Of course all these mythical references that imbue the mechanical processes of separation and differentiation with meaning are also beckoning us to take a closer look at cosmogony. As narratives attempting to explain vital aspects of existence, many myths are orientated towards explaining the origins of our universe.  They speak of birth or creation in terms of separation.   In psychotherapy, it is impossible for an awareness of opposites and inner hierarchies of being to spontaneously manifest without an exploration of the formative forces that have contributed to the formation of the present, self-conscious personality. These forces are usually members of the client’s immediate family and are intimately connected with his or her past. For this reason alone probing the nature of relationships with parents, foster parents, grandparents, siblings, and even close cousins becomes a necessary evil given that it can pinpoint the underlying reasons for an existing problem or disturbance. The one thing to remember here is that any dive into the depths of one’s past is bound to recollect memories involving the experience of mental pain or anguish, and so as a rule of thumb mediating counsellors that choose to traverse the emotive waters of fermentatio should make concerted efforts in reading and looking for subtle changes in their clients’ bodily-kinaesthetic language. Wretchedly the predisposition for Western tradition to reward phlegmatic and stoic dispositions and shun the continuum of emotional ones as undesirable, suspicious, and irrational has inadvertently walled up many of the psychic channels that allow unconditional access and interaction with the intermediate realm of feeling and imagery, the imaginal. Therefore it can take quite some time for the counsellor-client synergy to penetrate the superficial layer of intellectual acumens and make truly meaningful connections with gut-level feelings.

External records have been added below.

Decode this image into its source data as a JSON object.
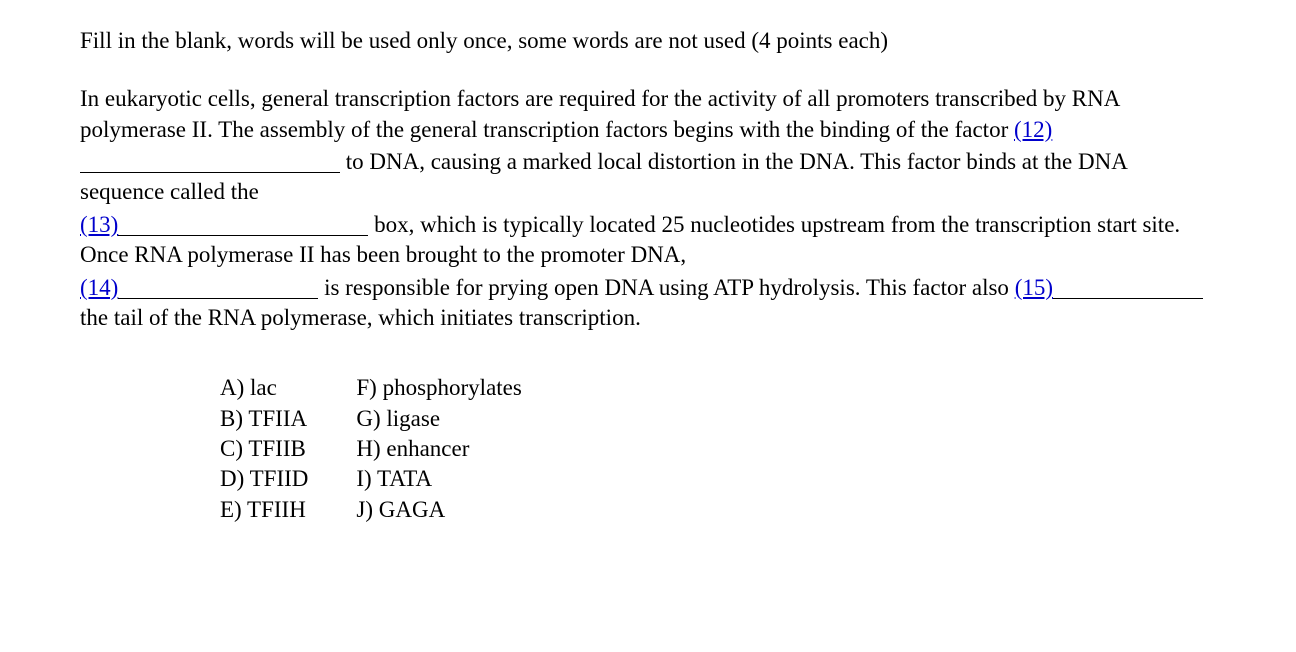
{
  "instructions": "Fill in the blank, words will be used only once, some words are not used (4 points each)",
  "passage": {
    "p1a": "In eukaryotic cells, general transcription factors are required for the activity of all promoters transcribed by RNA polymerase II. The assembly of the general transcription factors begins with the binding of the factor ",
    "b12": "(12)",
    "p1b": " to DNA, causing a marked local distortion in the DNA. This factor binds at the DNA sequence called the",
    "b13": "(13)",
    "p2a": " box, which is typically located 25 nucleotides upstream from the transcription start site. Once RNA polymerase II has been brought to the promoter DNA, ",
    "b14": "(14)",
    "p3a": " is responsible for prying open DNA using ATP hydrolysis. This factor also ",
    "b15": "(15)",
    "p4a": " the tail of the RNA polymerase, which initiates transcription."
  },
  "blank_widths": {
    "w12": 260,
    "w13": 250,
    "w14": 200,
    "w15": 150
  },
  "options": {
    "col1": [
      "A) lac",
      "B) TFIIA",
      "C) TFIIB",
      "D) TFIID",
      "E) TFIIH"
    ],
    "col2": [
      "F) phosphorylates",
      "G) ligase",
      "H) enhancer",
      "I) TATA",
      "J) GAGA"
    ]
  },
  "style": {
    "background_color": "#ffffff",
    "text_color": "#000000",
    "link_color": "#0000cc",
    "font_family": "Times New Roman",
    "font_size_pt": 17
  }
}
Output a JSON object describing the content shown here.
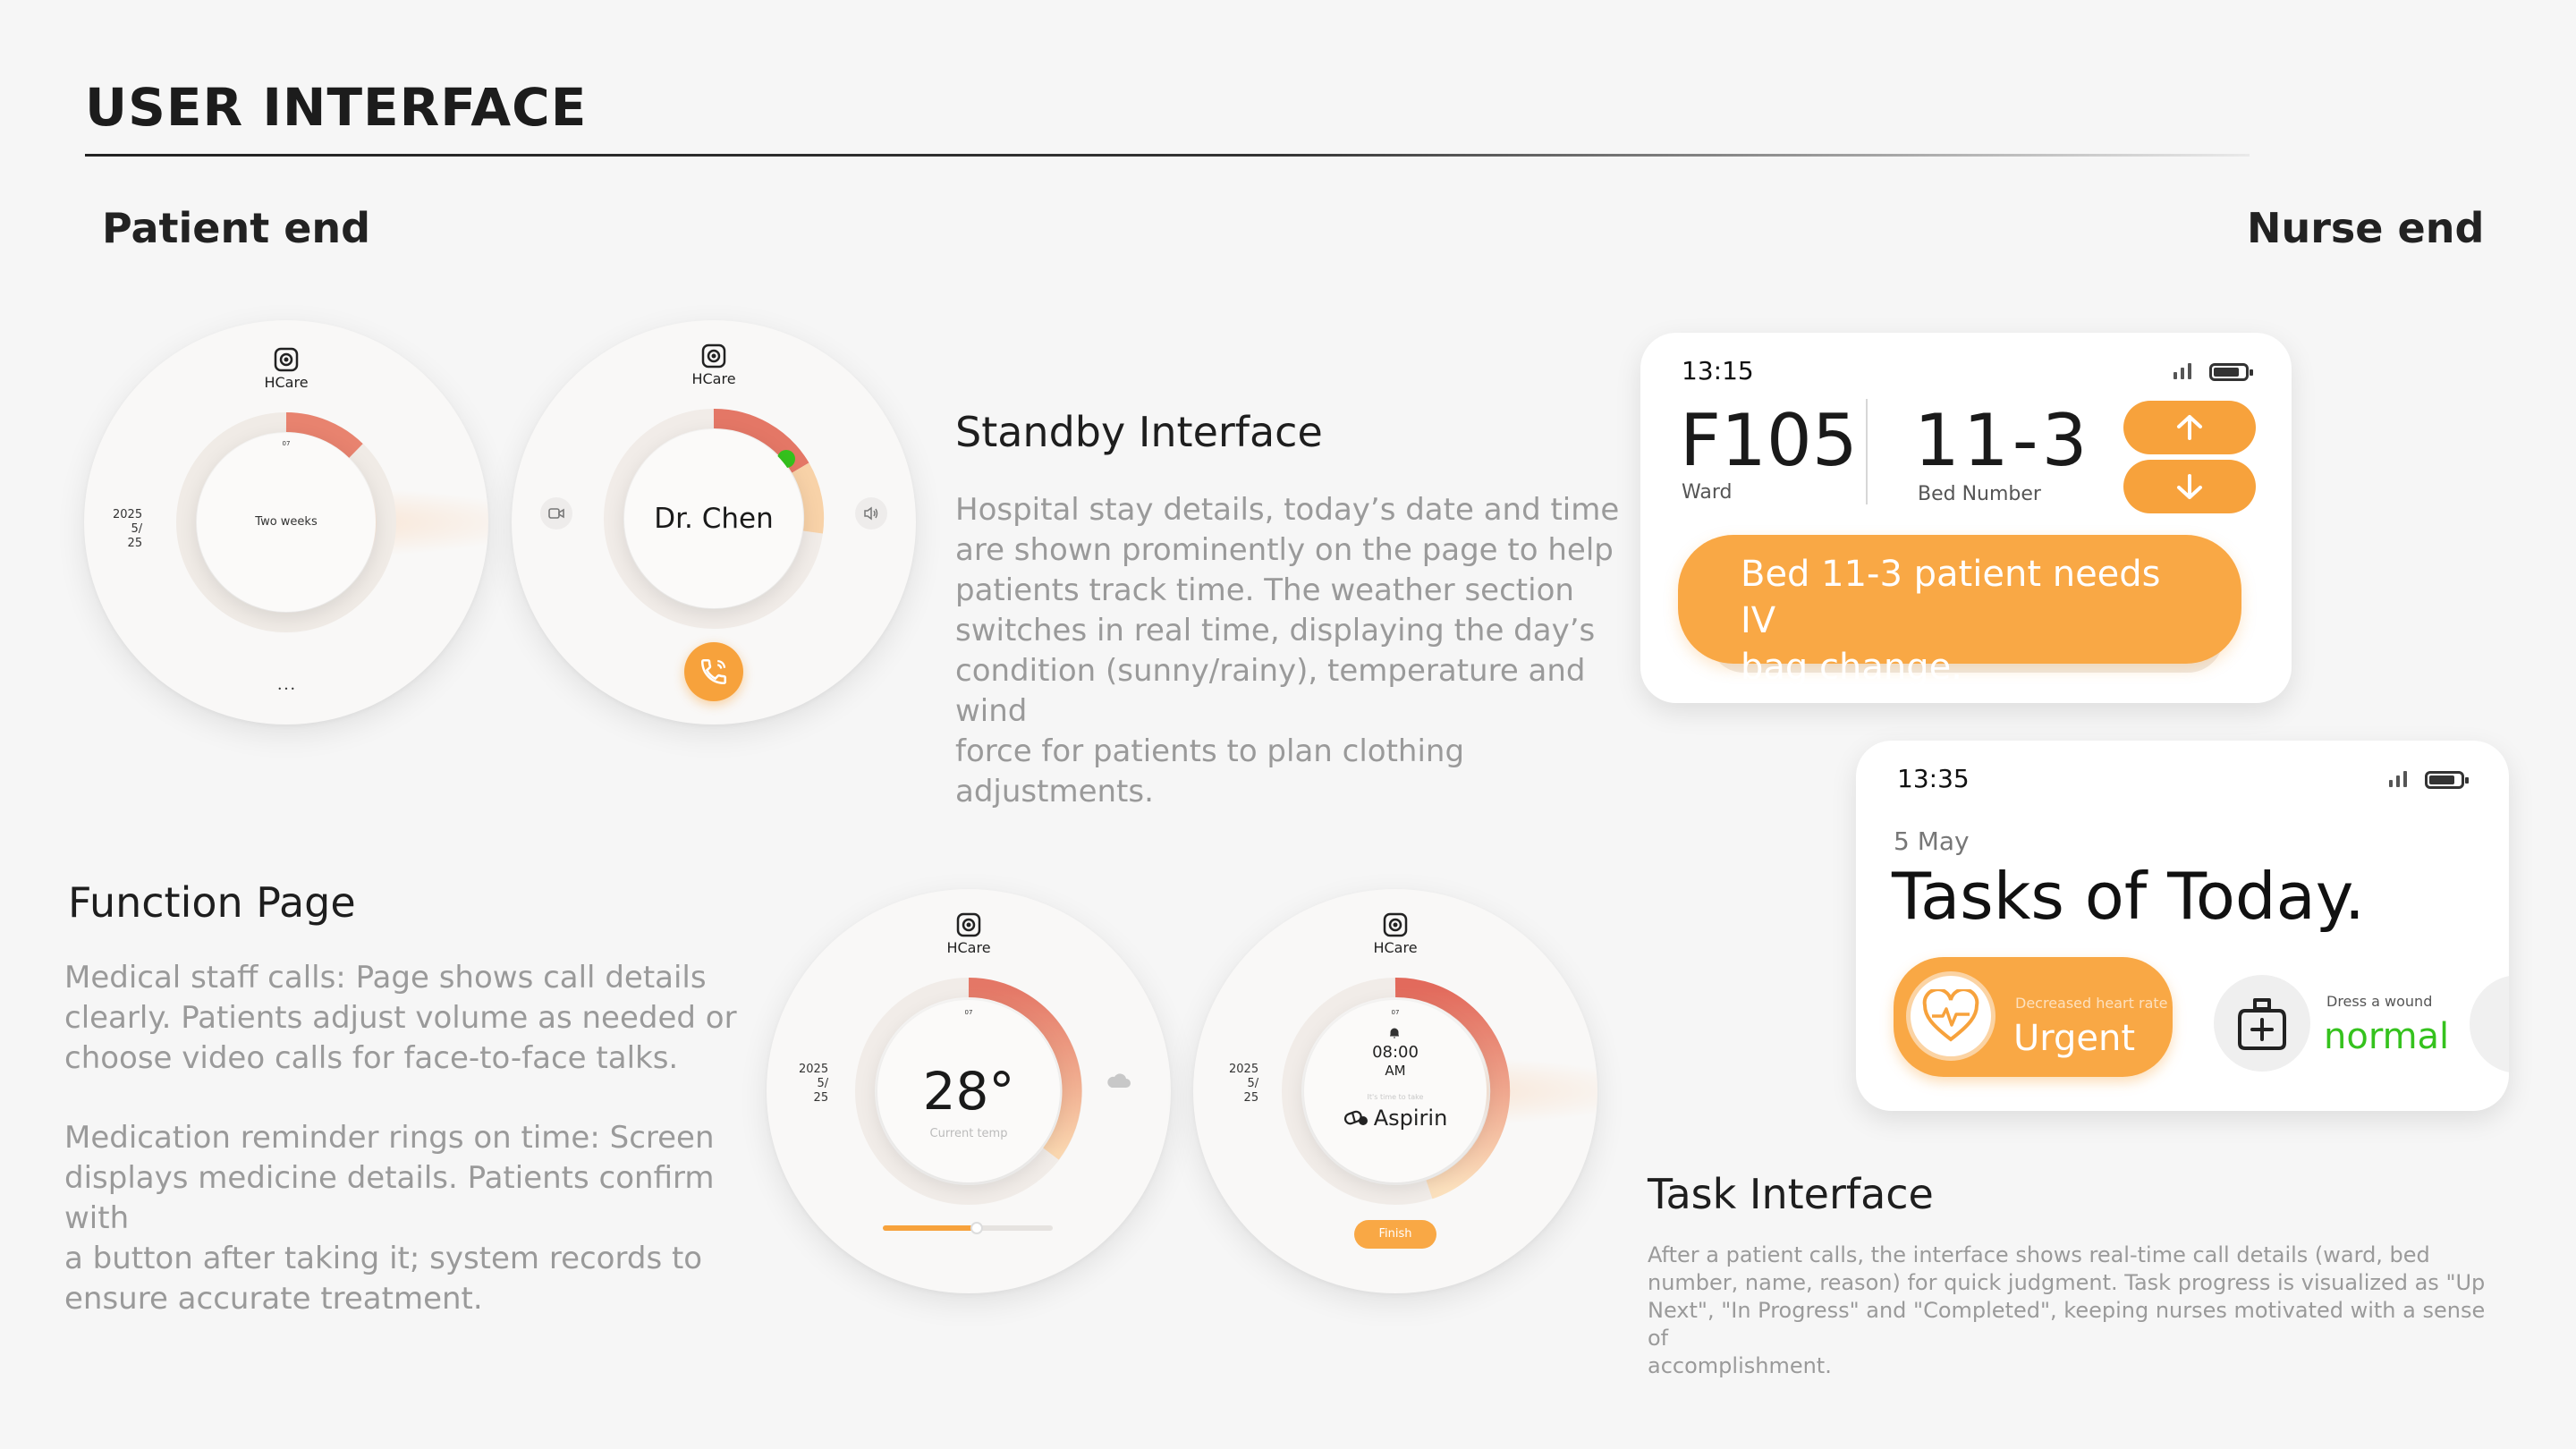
{
  "header": {
    "title": "USER INTERFACE"
  },
  "sections": {
    "patient_end": "Patient end",
    "nurse_end": "Nurse end"
  },
  "brand": {
    "name": "HCare",
    "accent": "#f7a23c",
    "ring_red": "#e26a5c",
    "green": "#35c21d"
  },
  "watch_standby": {
    "year": "2025",
    "month": "5/",
    "day": "25",
    "center_text": "Two weeks",
    "top_mark": "07",
    "bottom_mark": "• • •"
  },
  "watch_call": {
    "caller": "Dr. Chen"
  },
  "standby_section": {
    "heading": "Standby Interface",
    "lines": [
      "Hospital stay details, today’s date and time",
      "are shown prominently on the page to help",
      "patients track time. The weather section",
      "switches in real time, displaying the day’s",
      "condition (sunny/rainy), temperature and wind",
      "force for patients to plan clothing adjustments."
    ]
  },
  "function_section": {
    "heading": "Function Page",
    "para1": [
      "Medical staff calls: Page shows call details",
      "clearly. Patients adjust volume as needed or",
      "choose video calls for face-to-face talks."
    ],
    "para2": [
      "Medication reminder rings on time: Screen",
      "displays medicine details. Patients confirm with",
      "a button after taking it; system records to",
      "ensure accurate treatment."
    ]
  },
  "watch_temp": {
    "year": "2025",
    "month": "5/",
    "day": "25",
    "temperature": "28°",
    "caption": "Current temp",
    "top_mark": "07",
    "slider_level": 0.55
  },
  "watch_med": {
    "year": "2025",
    "month": "5/",
    "day": "25",
    "time": "08:00",
    "ampm": "AM",
    "caption": "It's time to take",
    "medicine": "Aspirin",
    "finish_label": "Finish",
    "top_mark": "07"
  },
  "nurse_card1": {
    "time": "13:15",
    "ward": "F105",
    "ward_label": "Ward",
    "bed": "11-3",
    "bed_label": "Bed Number",
    "alert": [
      "Bed 11-3 patient needs IV",
      "bag change."
    ]
  },
  "nurse_card2": {
    "time": "13:35",
    "date": "5 May",
    "title": "Tasks of Today.",
    "task1": {
      "desc": "Decreased heart rate",
      "status": "Urgent"
    },
    "task2": {
      "desc": "Dress a wound",
      "status": "normal"
    }
  },
  "task_section": {
    "heading": "Task Interface",
    "lines": [
      "After a patient calls, the interface shows real-time call details (ward, bed",
      "number, name, reason) for quick judgment. Task progress is visualized as \"Up",
      "Next\", \"In Progress\" and \"Completed\", keeping nurses motivated with a sense of",
      "accomplishment."
    ]
  }
}
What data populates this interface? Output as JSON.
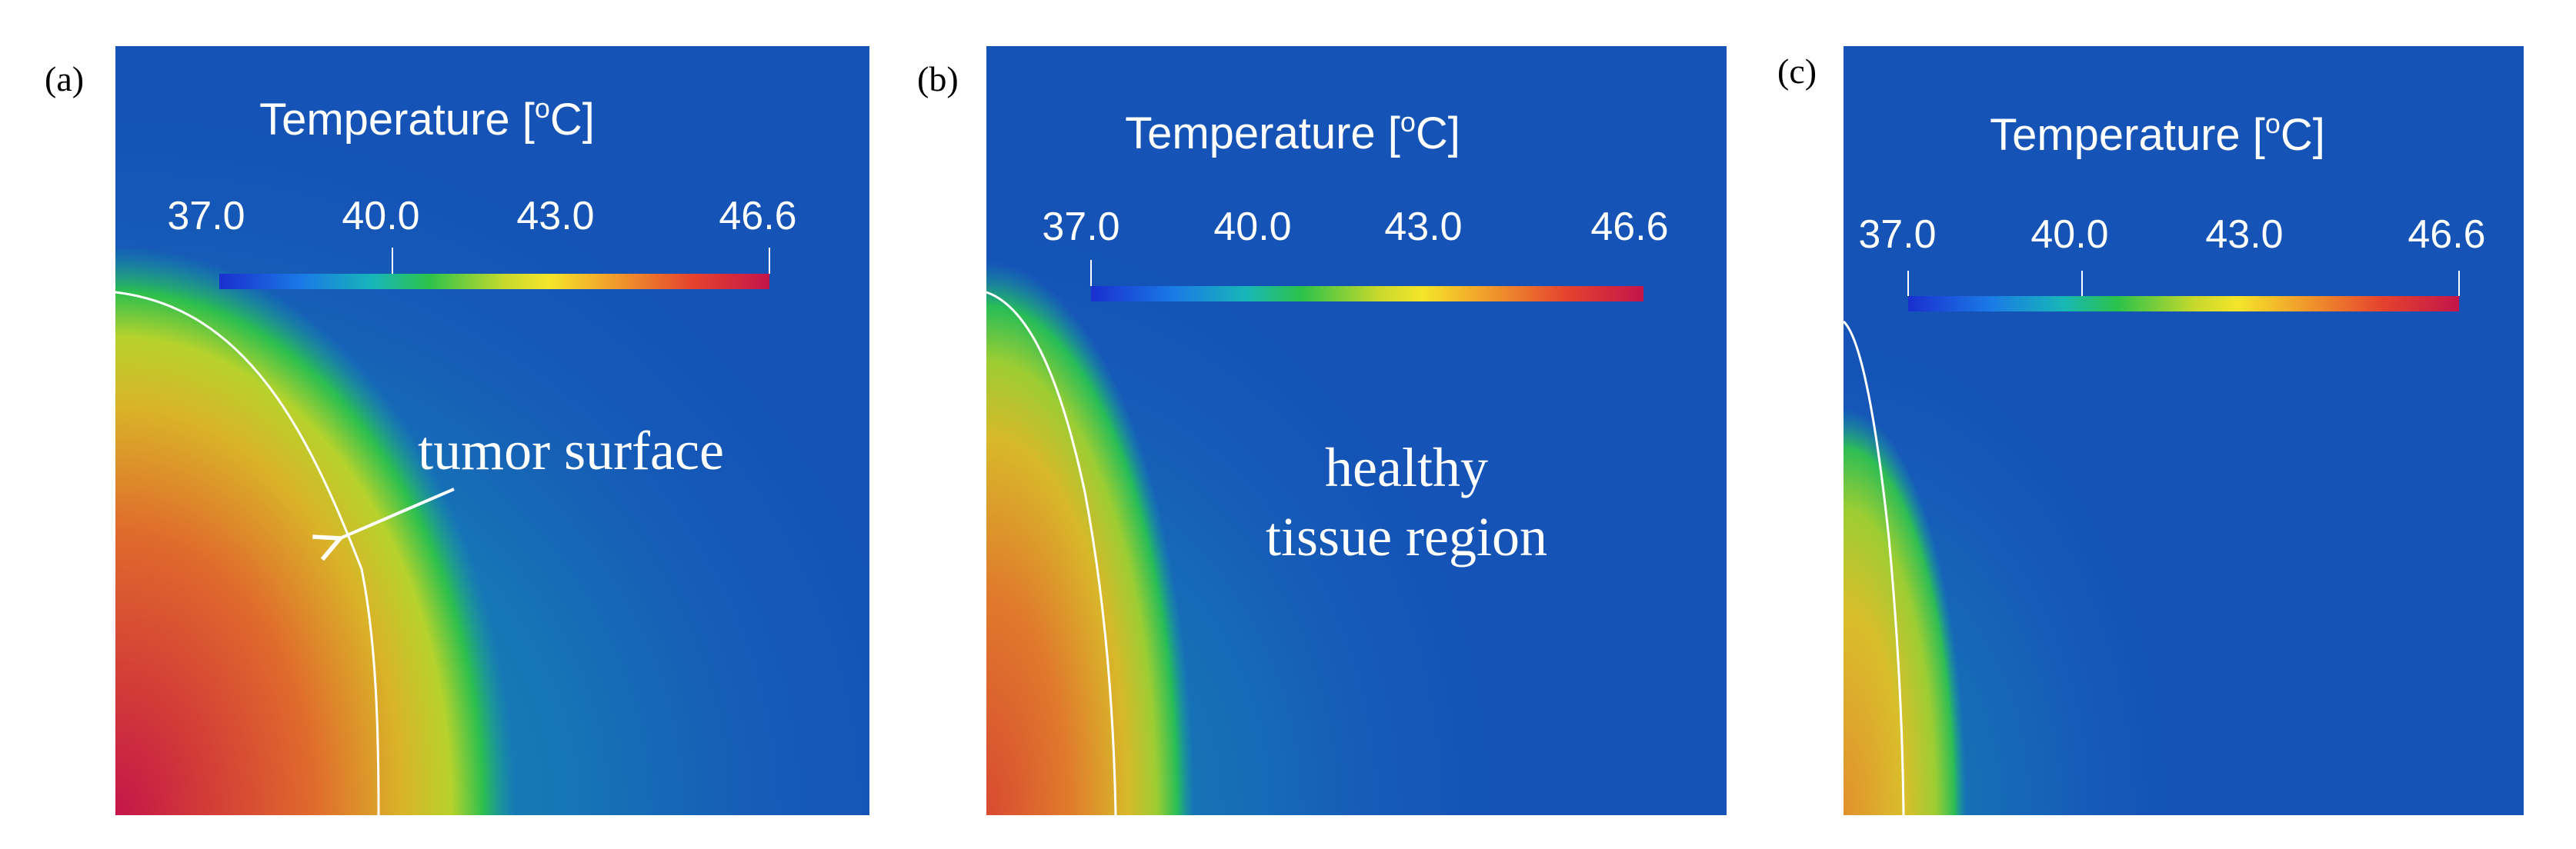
{
  "colors": {
    "background": "#1553b7",
    "colormap": [
      "#1a2fcf",
      "#1a7ae6",
      "#17b6b8",
      "#2bc24a",
      "#c7d92c",
      "#f5e52a",
      "#f09a2b",
      "#e5432e",
      "#c4154a"
    ],
    "boundary": "#ffffff"
  },
  "figure": {
    "panels": [
      {
        "id": "a",
        "label": "(a)",
        "colorbar": {
          "title": "Temperature [",
          "title_sup": "o",
          "title_end": "C]",
          "min": 37.0,
          "max": 46.6,
          "ticks": [
            "37.0",
            "40.0",
            "43.0",
            "46.6"
          ],
          "tick_values": [
            37.0,
            40.0,
            43.0,
            46.6
          ]
        },
        "max_temperature": 46.6,
        "tumor_boundary_extent": 0.35,
        "annotation": {
          "text": "tumor surface"
        }
      },
      {
        "id": "b",
        "label": "(b)",
        "colorbar": {
          "title": "Temperature [",
          "title_sup": "o",
          "title_end": "C]",
          "min": 37.0,
          "max": 46.6,
          "ticks": [
            "37.0",
            "40.0",
            "43.0",
            "46.6"
          ],
          "tick_values": [
            37.0,
            40.0,
            43.0,
            46.6
          ]
        },
        "max_temperature": 45.5,
        "tumor_boundary_extent": 0.18,
        "annotation": {
          "line1": "healthy",
          "line2": "tissue region"
        }
      },
      {
        "id": "c",
        "label": "(c)",
        "colorbar": {
          "title": "Temperature [",
          "title_sup": "o",
          "title_end": "C]",
          "min": 37.0,
          "max": 46.6,
          "ticks": [
            "37.0",
            "40.0",
            "43.0",
            "46.6"
          ],
          "tick_values": [
            37.0,
            40.0,
            43.0,
            46.6
          ]
        },
        "max_temperature": 44.0,
        "tumor_boundary_extent": 0.09
      }
    ]
  }
}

To concretize the discussion I’ll proceed with a tangible example. A woman parts with rustic life in southern Europe at the tender age of sixteen to marry the man she is enamoured of and moves to another country halfway around the world. The melancholy of leaving her own family behind–her father, mother and sisters–to seek her fortune in a country whose language and customs she is not familiar with secretly nurtures a security complex, an unconscious fear of being deserted and left alone. Unaware of the unresolved chaos brewing within her own subconscious she projects these undesirable sentiments onto her own children, smothering them with excess love until the overbearing attitude gets a bit much and they extricate themselves from it by moving far away. The proliferation of unconscious yearning for companionship and the deep sense of security that only family provides has in effect invited into the phenomenal world the malicious demons she’d been contending against since her adolescent years. So the moral of the story here is that unresolved conflicts and traumas deeply entrenched in formative stages of development will grow roots and suck the psychic nutrients out from the humus on which later relationships wish to sprout forth from, often in ways that force an individual to engage with a monotonic and repetitive cycle of projections and behavioural constraints put in place by the original defence mechanism.